As much as it could have helped Surtees who was hit by a big enough object, I doubt Wilson or Massa would have been lucky enough to be on the right trajectory. Unless halo is just a gateway to having a fully enclosed fighter jet cockpit? What next, traction control in a form of a slot scalextric stylee? That way we'd kill two birds with one stone - fully electric and incredibly safe formula that will make lawyers happy.

anonymous-user

54 months

Friday 29th December 2017
quotequote all
Gaz. said:
Every motorsport in the world would love to be in as ill health as F1 right now. How many other championships have an unbroken 68 season streak with regular spectator attendance equal to that of a football match and watched by millions every weekend and an income in billions? NASCAR is F1's only rival in this respect. F1 is the only motorsport to get media coverage, unless in the case of LM24 a few years ago an F1 driver is hurt in a different series. Most other motorsport championships are short lived and stagger from one incarnation to another.
Yet F1 is losing a large percentage of fans each year.

Having the "halo" basically makes the sport void.
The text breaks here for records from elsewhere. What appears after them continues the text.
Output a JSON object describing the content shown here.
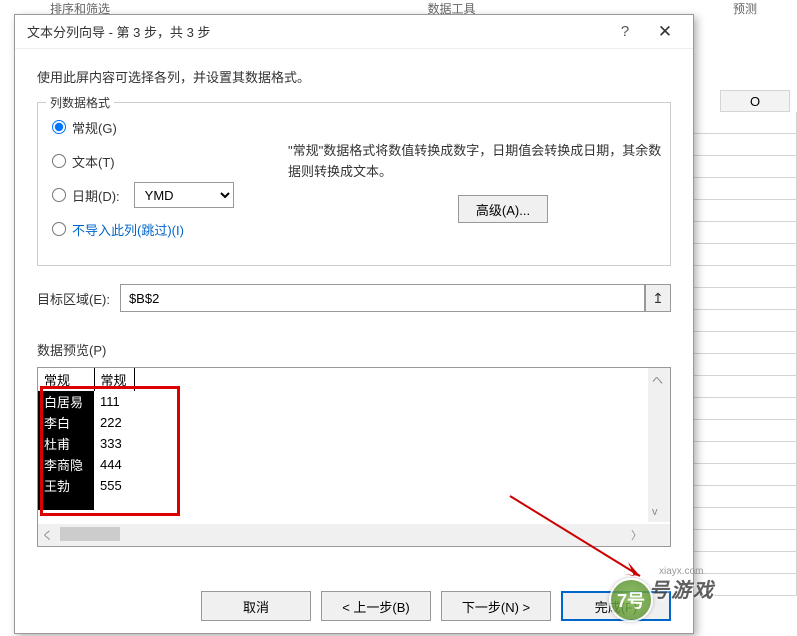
{
  "ribbon": {
    "group1": "排序和筛选",
    "group2": "数据工具",
    "group3": "预测"
  },
  "sheet": {
    "col_o": "O"
  },
  "dialog": {
    "title": "文本分列向导 - 第 3 步，共 3 步",
    "help": "?",
    "close": "✕",
    "description": "使用此屏内容可选择各列，并设置其数据格式。",
    "format_legend": "列数据格式",
    "opt_general": "常规(G)",
    "opt_text": "文本(T)",
    "opt_date": "日期(D):",
    "date_format": "YMD",
    "opt_skip": "不导入此列(跳过)(I)",
    "info_text": "\"常规\"数据格式将数值转换成数字，日期值会转换成日期，其余数据则转换成文本。",
    "advanced_btn": "高级(A)...",
    "target_label": "目标区域(E):",
    "target_value": "$B$2",
    "preview_label": "数据预览(P)",
    "preview": {
      "headers": [
        "常规",
        "常规"
      ],
      "rows": [
        [
          "白居易",
          "111"
        ],
        [
          "李白",
          "222"
        ],
        [
          "杜甫",
          "333"
        ],
        [
          "李商隐",
          "444"
        ],
        [
          "王勃",
          "555"
        ]
      ]
    },
    "btn_cancel": "取消",
    "btn_back": "< 上一步(B)",
    "btn_next": "下一步(N) >",
    "btn_finish": "完成(F)"
  },
  "watermark": {
    "badge": "7号",
    "text": "号游戏",
    "url": "xiayx.com"
  }
}
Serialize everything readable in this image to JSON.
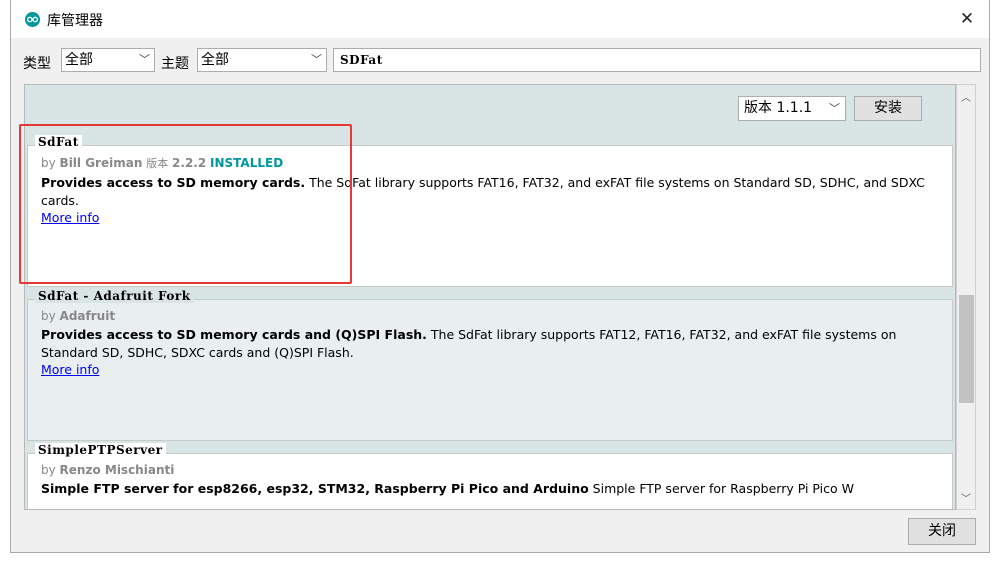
{
  "window": {
    "title": "库管理器",
    "close_glyph": "✕"
  },
  "filters": {
    "type_label": "类型",
    "type_value": "全部",
    "topic_label": "主题",
    "topic_value": "全部",
    "search_value": "SDFat"
  },
  "controls": {
    "version_value": "版本 1.1.1",
    "install_label": "安装",
    "close_label": "关闭"
  },
  "libraries": [
    {
      "name": "SdFat",
      "by_prefix": "by",
      "author": "Bill Greiman",
      "version_label": "版本",
      "version": "2.2.2",
      "status": "INSTALLED",
      "desc_bold": "Provides access to SD memory cards.",
      "desc_rest": " The SdFat library supports FAT16, FAT32, and exFAT file systems on Standard SD, SDHC, and SDXC cards.",
      "more": "More info"
    },
    {
      "name": "SdFat - Adafruit Fork",
      "by_prefix": "by",
      "author": "Adafruit",
      "desc_bold": "Provides access to SD memory cards and (Q)SPI Flash.",
      "desc_rest": " The SdFat library supports FAT12, FAT16, FAT32, and exFAT file systems on Standard SD, SDHC, SDXC cards and (Q)SPI Flash.",
      "more": "More info"
    },
    {
      "name": "SimplePTPServer",
      "by_prefix": "by",
      "author": "Renzo Mischianti",
      "desc_bold": "Simple FTP server for esp8266, esp32, STM32, Raspberry Pi Pico and Arduino",
      "desc_rest": " Simple FTP server for Raspberry Pi Pico W"
    }
  ],
  "colors": {
    "accent": "#00979d",
    "highlight_box": "#e53935",
    "link": "#0000ee"
  }
}
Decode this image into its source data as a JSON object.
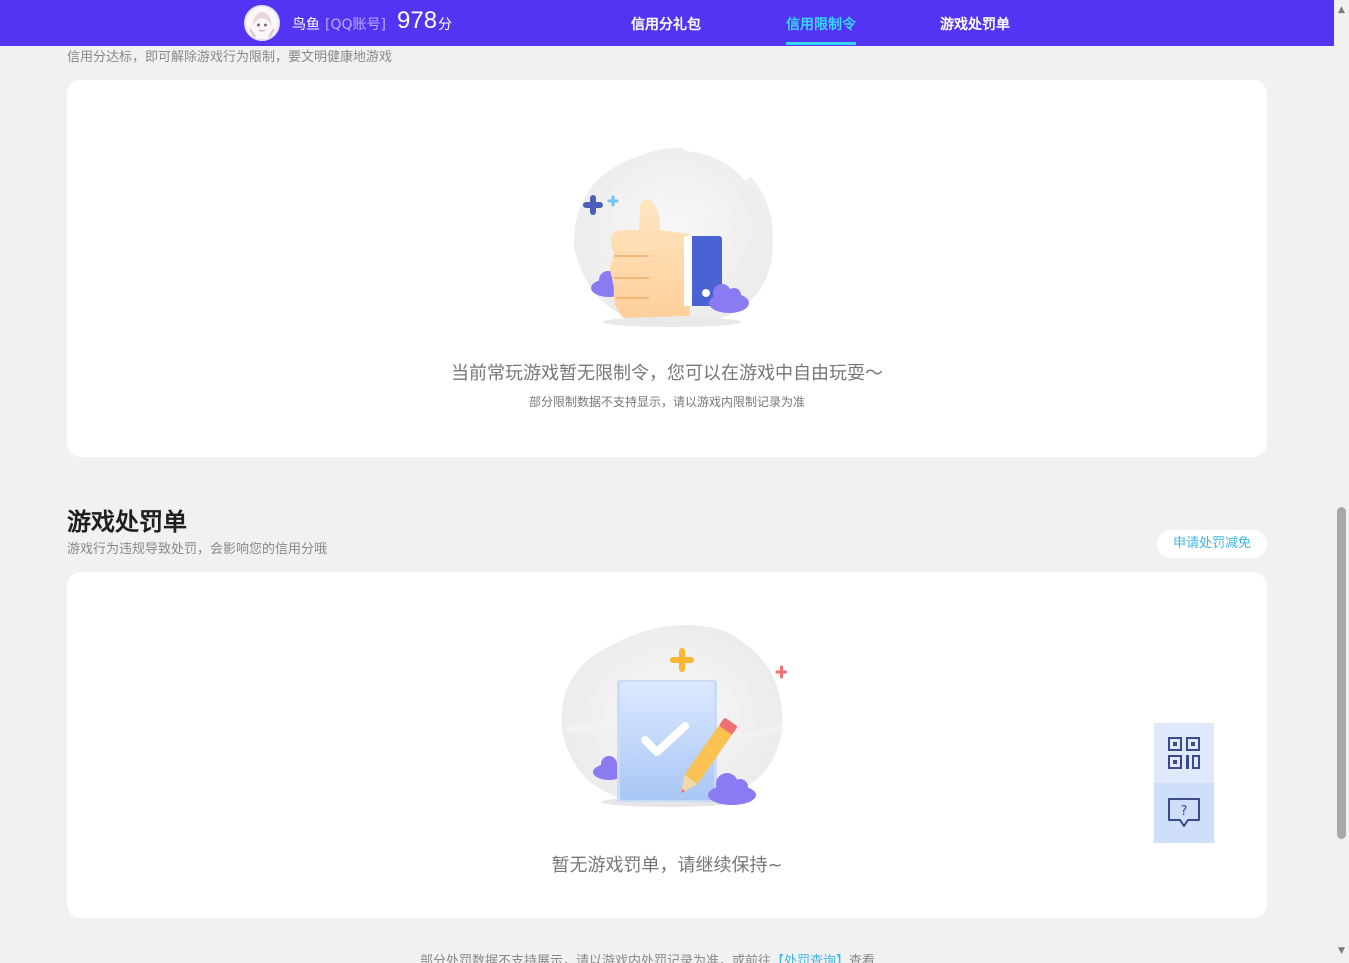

It should be called something else in 2018.

S1 sounds about right.

Vaud

50,538 posts

155 months

Friday 29th December 2017
quotequote all
ELUSIVEJIM said:
Yet F1 is losing a large percentage of fans each year.
So how come attendance is going up at some tracks?

Eric Mc

122,038 posts

265 months

Friday 29th December 2017
quotequote all
Vaud said:
ELUSIVEJIM said:
Yet F1 is losing a large percentage of fans each year.
So how come attendance is going up at some tracks?
Which ones?

And by how much?

Vaud

50,538 posts

155 months

Friday 29th December 2017
quotequote all
Eric Mc said:
Which ones?

And by how much?
FY16 vs FY17 comparison:

https://www.formula1.com/en/latest/headlines/2017/...

anonymous-user

54 months

Saturday 30th December 2017
quotequote all
Vaud said:
Two tracks

Azerbaijan

138.17%

Austria

70.59%

Bizarre figures.

Anyway TV figures are down from 600 Million in 2008 to 400 Million in 2016.